Welche Gefahren gibt es?

Depressionen sind eine ernste Krankheit. Ein Grund für Depressionen können beispielsweise unbehandelte Traumata sein. Bei einem Trip werden die an die Oberfläche gespült. Das kann sehr anstrengend sein. Dafür braucht man einen geschulten Therapeuten, der einen begleitet. Sonst könnte das auch mal nach hinten losgehen. Selbst für mental gesunde Menschen kann ein Trip mit "Magic Mushrooms" eine Herausforderung sein. Ich nehme inzwischen einmal im Jahr psychedelische Pilze - aber immer unter Aufsicht und in Ländern, in denen diese heute schon legal sind. Gerade weil psychedelische Pilze so wirkungsmächtig sind, müssen sie immer unter Aufsicht eingenommen werden.

Wie hoch schätzen Sie das Marktpotenzial von psychedelischer Medizin ein?

Im zweistelligen Milliardenbereich. Weltweit leiden Hunderte Millionen Menschen unter Depressionen, Angstzuständen oder Traumata. Und leider wird die Zahl der Patienten mit mentalen Krankheiten aktuell aufgrund von Covid-19 nochmals deutlich größer. Mentale Gesundheit ist der größte Kostenfaktor im Gesundheitswesen. Psychotherapien sind teuer und dauern oft sehr lang. Und alleine sind sie wenig wirksam. Eine Psychotherapie in Verbindung mit psychedelischen Pilzen kann aber Heilung bringen.

Compass Pathways ist inzwischen an der Börse. Das Unternehmen macht aber noch keinen Gewinn.

Das ist normal für Biotech-Unternehmen. In der Zulassungsphase machen solche Firmen keine Umsätze, sondern nur Kosten. Das Produkt wird ja noch erforscht. In dem Moment, indem das Produkt zugelassen wird, ändert sich das schlagartig. Wir wissen: Wenn Compass Pathways ein Medikament für Depressionen auf dem Markt hat, folgt sofort ein Umsatz von Hunderten Millionen, wenn nicht Milliarden Dollar pro Jahr.

Dafür müssen psychedelische Pilze aber erstmal als Arzneimittel zugelassen werden.

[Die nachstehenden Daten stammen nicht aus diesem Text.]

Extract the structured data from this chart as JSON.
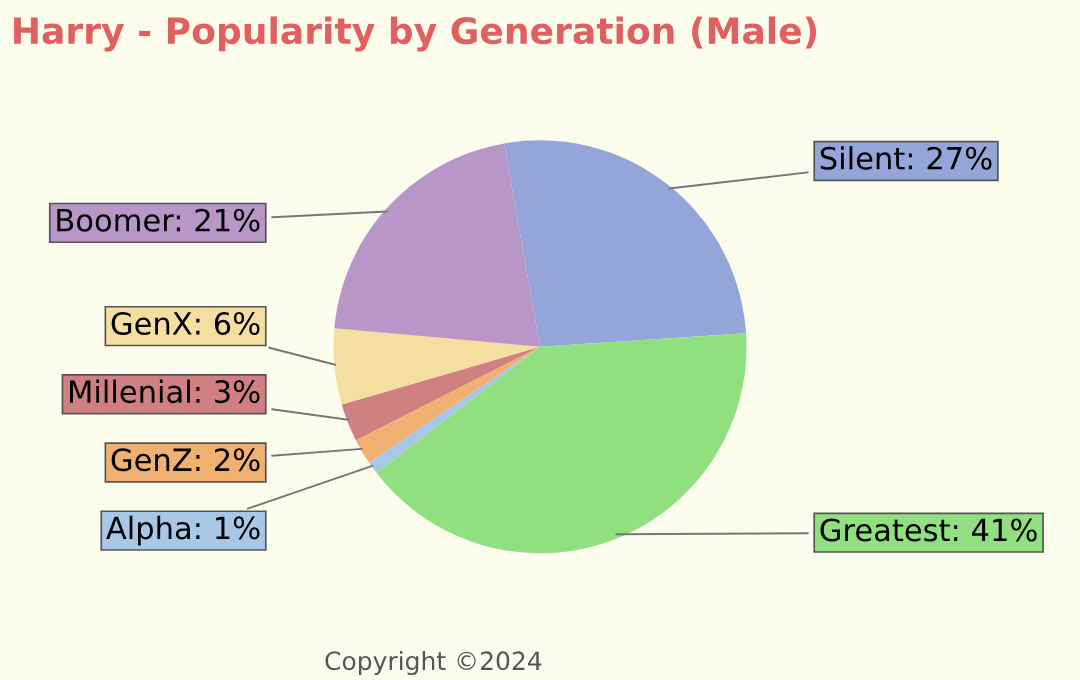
{
  "chart_data": {
    "type": "pie",
    "title": "Harry - Popularity by Generation (Male)",
    "categories": [
      "Silent",
      "Greatest",
      "Alpha",
      "GenZ",
      "Millenial",
      "GenX",
      "Boomer"
    ],
    "values": [
      27,
      41,
      1,
      2,
      3,
      6,
      21
    ],
    "colors": [
      "#94a6d9",
      "#90e080",
      "#a8c8e8",
      "#f0b070",
      "#d08080",
      "#f5dfa0",
      "#b896c8"
    ],
    "value_labels": [
      "27%",
      "41%",
      "1%",
      "2%",
      "3%",
      "6%",
      "21%"
    ],
    "annotations": [
      "Copyright ©2024"
    ]
  }
}
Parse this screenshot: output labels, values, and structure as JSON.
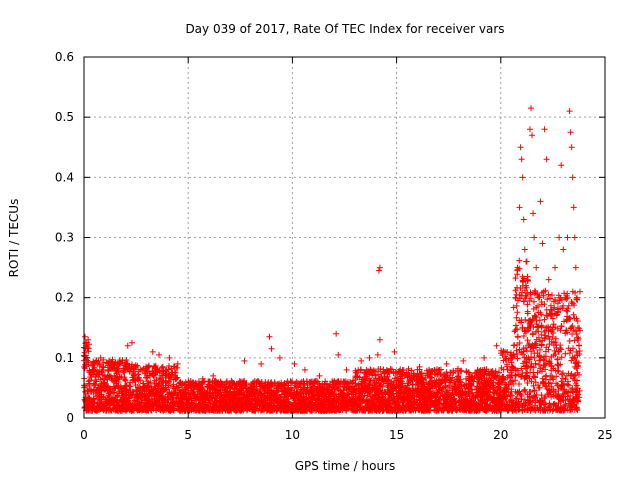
{
  "chart_data": {
    "type": "scatter",
    "title": "Day 039 of 2017, Rate Of TEC Index for receiver vars",
    "xlabel": "GPS time / hours",
    "ylabel": "ROTI / TECUs",
    "xlim": [
      0,
      25
    ],
    "ylim": [
      0,
      0.6
    ],
    "xticks": [
      "0",
      "5",
      "10",
      "15",
      "20",
      "25"
    ],
    "yticks": [
      "0",
      "0.1",
      "0.2",
      "0.3",
      "0.4",
      "0.5",
      "0.6"
    ],
    "grid": true,
    "marker": "+",
    "color": "#ff0000",
    "series": [
      {
        "name": "",
        "points": [
          [
            0.05,
            0.135
          ],
          [
            0.1,
            0.12
          ],
          [
            0.2,
            0.13
          ],
          [
            0.5,
            0.09
          ],
          [
            0.8,
            0.1
          ],
          [
            1.2,
            0.095
          ],
          [
            1.7,
            0.09
          ],
          [
            2.1,
            0.12
          ],
          [
            2.3,
            0.125
          ],
          [
            3.3,
            0.11
          ],
          [
            3.6,
            0.105
          ],
          [
            4.1,
            0.1
          ],
          [
            4.5,
            0.09
          ],
          [
            5.7,
            0.065
          ],
          [
            6.2,
            0.07
          ],
          [
            7.7,
            0.095
          ],
          [
            8.5,
            0.09
          ],
          [
            8.9,
            0.135
          ],
          [
            9.0,
            0.115
          ],
          [
            9.4,
            0.1
          ],
          [
            10.1,
            0.09
          ],
          [
            10.6,
            0.08
          ],
          [
            11.3,
            0.07
          ],
          [
            12.1,
            0.14
          ],
          [
            12.2,
            0.105
          ],
          [
            12.6,
            0.08
          ],
          [
            13.3,
            0.095
          ],
          [
            13.7,
            0.1
          ],
          [
            14.2,
            0.25
          ],
          [
            14.15,
            0.245
          ],
          [
            14.2,
            0.13
          ],
          [
            14.1,
            0.105
          ],
          [
            14.9,
            0.11
          ],
          [
            16.1,
            0.085
          ],
          [
            17.4,
            0.09
          ],
          [
            18.2,
            0.095
          ],
          [
            19.2,
            0.1
          ],
          [
            19.8,
            0.12
          ],
          [
            20.2,
            0.11
          ],
          [
            20.7,
            0.2
          ],
          [
            20.8,
            0.25
          ],
          [
            20.9,
            0.35
          ],
          [
            20.95,
            0.45
          ],
          [
            21.0,
            0.43
          ],
          [
            21.05,
            0.4
          ],
          [
            21.1,
            0.33
          ],
          [
            21.15,
            0.28
          ],
          [
            21.2,
            0.22
          ],
          [
            21.3,
            0.15
          ],
          [
            21.4,
            0.48
          ],
          [
            21.45,
            0.515
          ],
          [
            21.5,
            0.47
          ],
          [
            21.55,
            0.34
          ],
          [
            21.6,
            0.3
          ],
          [
            21.7,
            0.25
          ],
          [
            21.8,
            0.2
          ],
          [
            21.9,
            0.36
          ],
          [
            22.0,
            0.29
          ],
          [
            22.1,
            0.48
          ],
          [
            22.2,
            0.43
          ],
          [
            22.3,
            0.23
          ],
          [
            22.4,
            0.18
          ],
          [
            22.6,
            0.25
          ],
          [
            22.8,
            0.3
          ],
          [
            22.9,
            0.42
          ],
          [
            23.0,
            0.28
          ],
          [
            23.1,
            0.2
          ],
          [
            23.2,
            0.3
          ],
          [
            23.3,
            0.51
          ],
          [
            23.35,
            0.475
          ],
          [
            23.4,
            0.45
          ],
          [
            23.45,
            0.4
          ],
          [
            23.5,
            0.35
          ],
          [
            23.55,
            0.3
          ],
          [
            23.6,
            0.25
          ],
          [
            23.65,
            0.2
          ],
          [
            23.7,
            0.15
          ],
          [
            23.75,
            0.12
          ]
        ]
      }
    ]
  }
}
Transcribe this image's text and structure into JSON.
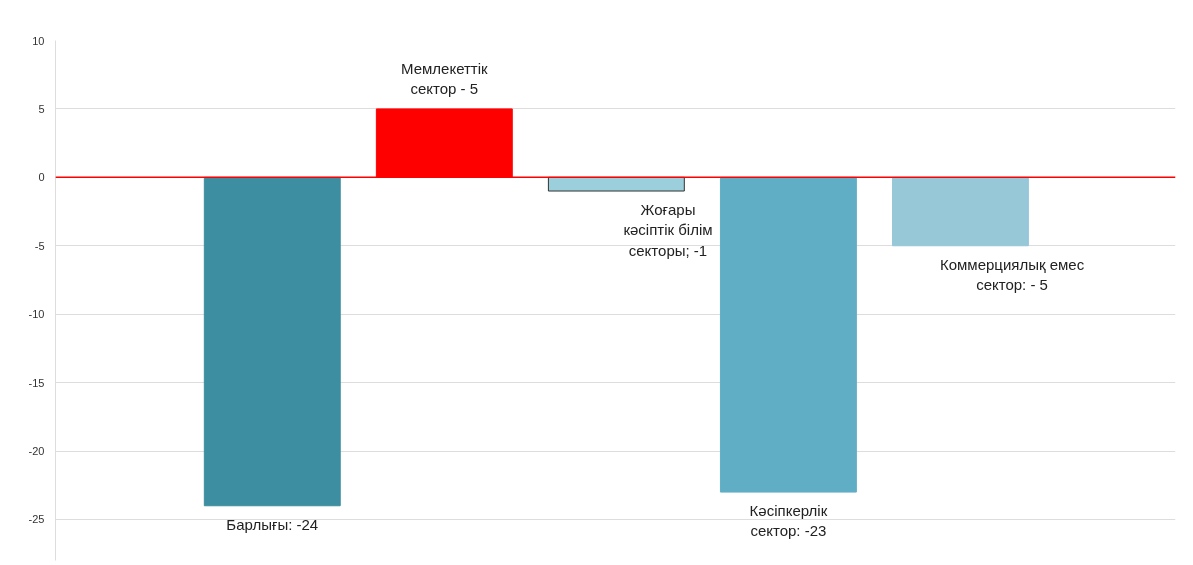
{
  "chart_data": {
    "type": "bar",
    "categories": [
      null,
      null,
      null,
      null,
      null
    ],
    "values": [
      -24,
      5,
      -1,
      -23,
      -5
    ],
    "colors": [
      "#3c8ea0",
      "#ff0000",
      "#9ccfdc",
      "#5faec6",
      "#96c8d8"
    ],
    "annotations": [
      {
        "text": "Барлығы: -24",
        "y": -24
      },
      {
        "text": "Мемлекеттік\nсектор - 5",
        "y": 5
      },
      {
        "text": "Жоғары\nкәсіптік білім\nсекторы; -1",
        "y": -1
      },
      {
        "text": "Кәсіпкерлік\nсектор: -23",
        "y": -23
      },
      {
        "text": "Коммерциялық емес\nсектор: - 5",
        "y": -5
      }
    ],
    "ylim": [
      -28,
      10
    ],
    "yticks": [
      -25,
      -20,
      -15,
      -10,
      -5,
      0,
      5,
      10
    ],
    "grid": "y",
    "ref_lines": [
      {
        "axis": "y",
        "value": 0,
        "color": "#ff0000"
      }
    ]
  }
}
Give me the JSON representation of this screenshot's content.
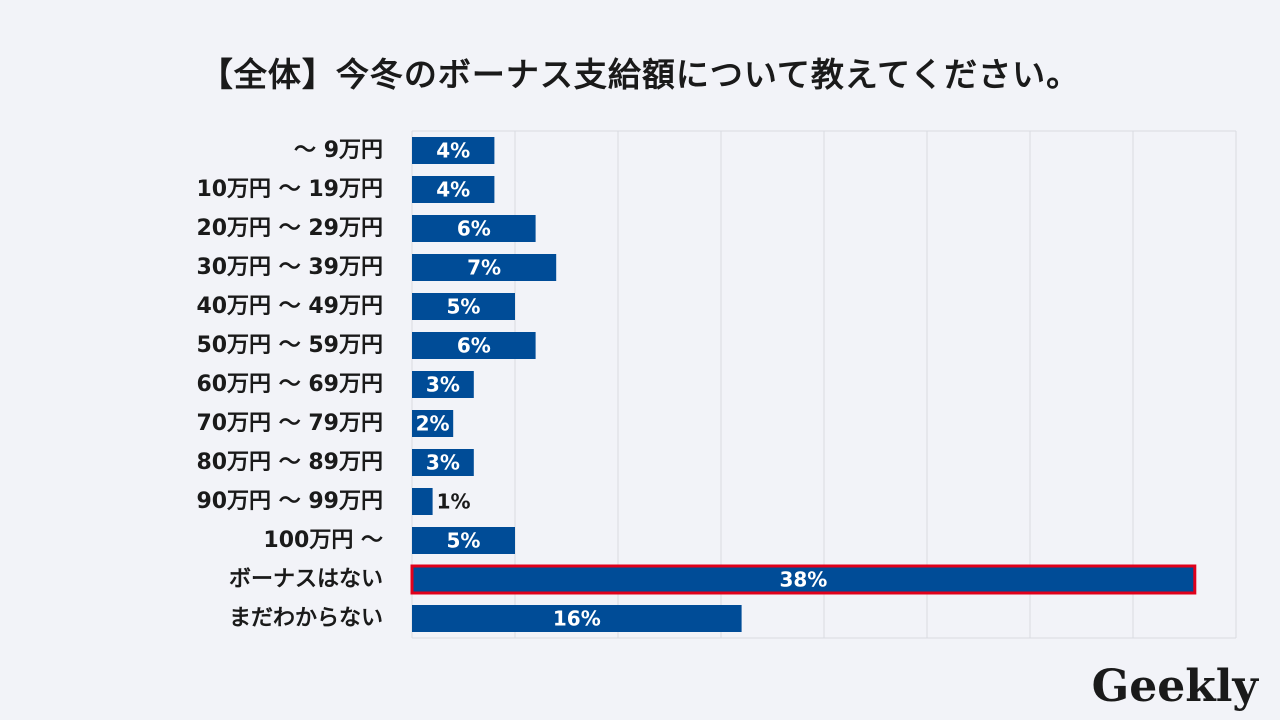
{
  "brand": {
    "logo_text": "Geekly"
  },
  "chart_data": {
    "type": "bar",
    "orientation": "horizontal",
    "title": "【全体】今冬のボーナス支給額について教えてください。",
    "categories": [
      "～ 9万円",
      "10万円 ～ 19万円",
      "20万円 ～ 29万円",
      "30万円 ～ 39万円",
      "40万円 ～ 49万円",
      "50万円 ～ 59万円",
      "60万円 ～ 69万円",
      "70万円 ～ 79万円",
      "80万円 ～ 89万円",
      "90万円 ～ 99万円",
      "100万円 ～",
      "ボーナスはない",
      "まだわからない"
    ],
    "values": [
      4,
      4,
      6,
      7,
      5,
      6,
      3,
      2,
      3,
      1,
      5,
      38,
      16
    ],
    "value_labels": [
      "4%",
      "4%",
      "6%",
      "7%",
      "5%",
      "6%",
      "3%",
      "2%",
      "3%",
      "1%",
      "5%",
      "38%",
      "16%"
    ],
    "highlighted_category": "ボーナスはない",
    "xlim": [
      0,
      40
    ],
    "grid": true,
    "colors": {
      "bar": "#004c97",
      "highlight_border": "#e0001b",
      "grid": "#d9dbe1"
    }
  }
}
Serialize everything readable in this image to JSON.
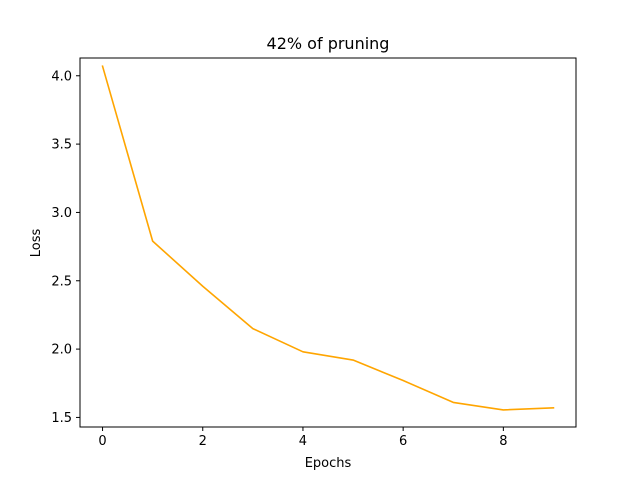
{
  "chart_data": {
    "type": "line",
    "title": "42% of pruning",
    "xlabel": "Epochs",
    "ylabel": "Loss",
    "xlim": [
      -0.45,
      9.45
    ],
    "ylim": [
      1.43,
      4.13
    ],
    "xticks": [
      0,
      2,
      4,
      6,
      8
    ],
    "xtick_labels": [
      "0",
      "2",
      "4",
      "6",
      "8"
    ],
    "yticks": [
      1.5,
      2.0,
      2.5,
      3.0,
      3.5,
      4.0
    ],
    "ytick_labels": [
      "1.5",
      "2.0",
      "2.5",
      "3.0",
      "3.5",
      "4.0"
    ],
    "grid": false,
    "series": [
      {
        "color": "#ffa500",
        "x": [
          0,
          1,
          2,
          3,
          4,
          5,
          6,
          7,
          8,
          9
        ],
        "y": [
          4.07,
          2.79,
          2.46,
          2.15,
          1.98,
          1.92,
          1.77,
          1.61,
          1.555,
          1.57
        ]
      }
    ]
  }
}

Das wird passieren. Davon bin ich überzeugt. Ansonsten würde ich das Vorhaben als Investor nicht finanzieren. Compass Pathways hat von der FDA vor zwei Jahren den Status "break through therapy designation" bekommen. Das ist eine sehr seltene Einschätzung, die dann vorgenommen wird, wenn ein Medikament in der Entwicklung sehr aussichtsreich ist und eine Marktlücke füllt. Das ist also zumindest ein gutes Indiz, dass wir auf dem richtigen Weg sind.

Anleger stehen schon in den Startlöchern. Kommt nach dem Hanf-Hype jetzt der Shroom-Boom?

Ja. Aber glücklich bin ich darüber nicht. Cannabis und Hanf waren, abgesehen von medizinischem Cannabis, immer ein Konsumenten-Thema. Vor allem in Amerika. Jeder konnte in das Geschäft einsteigen. Compass Pathways hat das Patent für die Herstellung von synthetischem Psilocybin. Gleichzeitig geht es der FDA alleine um das Medizinprodukt. Wir reden hier über Arzneimittelherstellung nach Pharmastandards. Es macht auf den ersten Blick den Eindruck, hat am Ende mit dem Hanf-Hype aber wenig zu tun.

Was müssen Anleger beachten?

Weil es bei Psilocybin und anderen psychedelischen Substanzen um die Zulassung als Arzneimittel und damit automatisch um entsprechende Patente geht, wird es pro Substanz nur einen Gewinner geben. Ich würde Anlegern empfehlen, sich gut einzulesen und nicht blind in Firmen zu investieren, auf denen "Magic Mushrooms" draufsteht. Es gibt nämlich wirklich viele Trittbrettfahrer, die den Boom ausnutzen wollen, und die meines Erachtens keinen Wert haben, weil sie keine Patente haben und damit nie ein kommerzielles Produkt auf den Markt bringen können.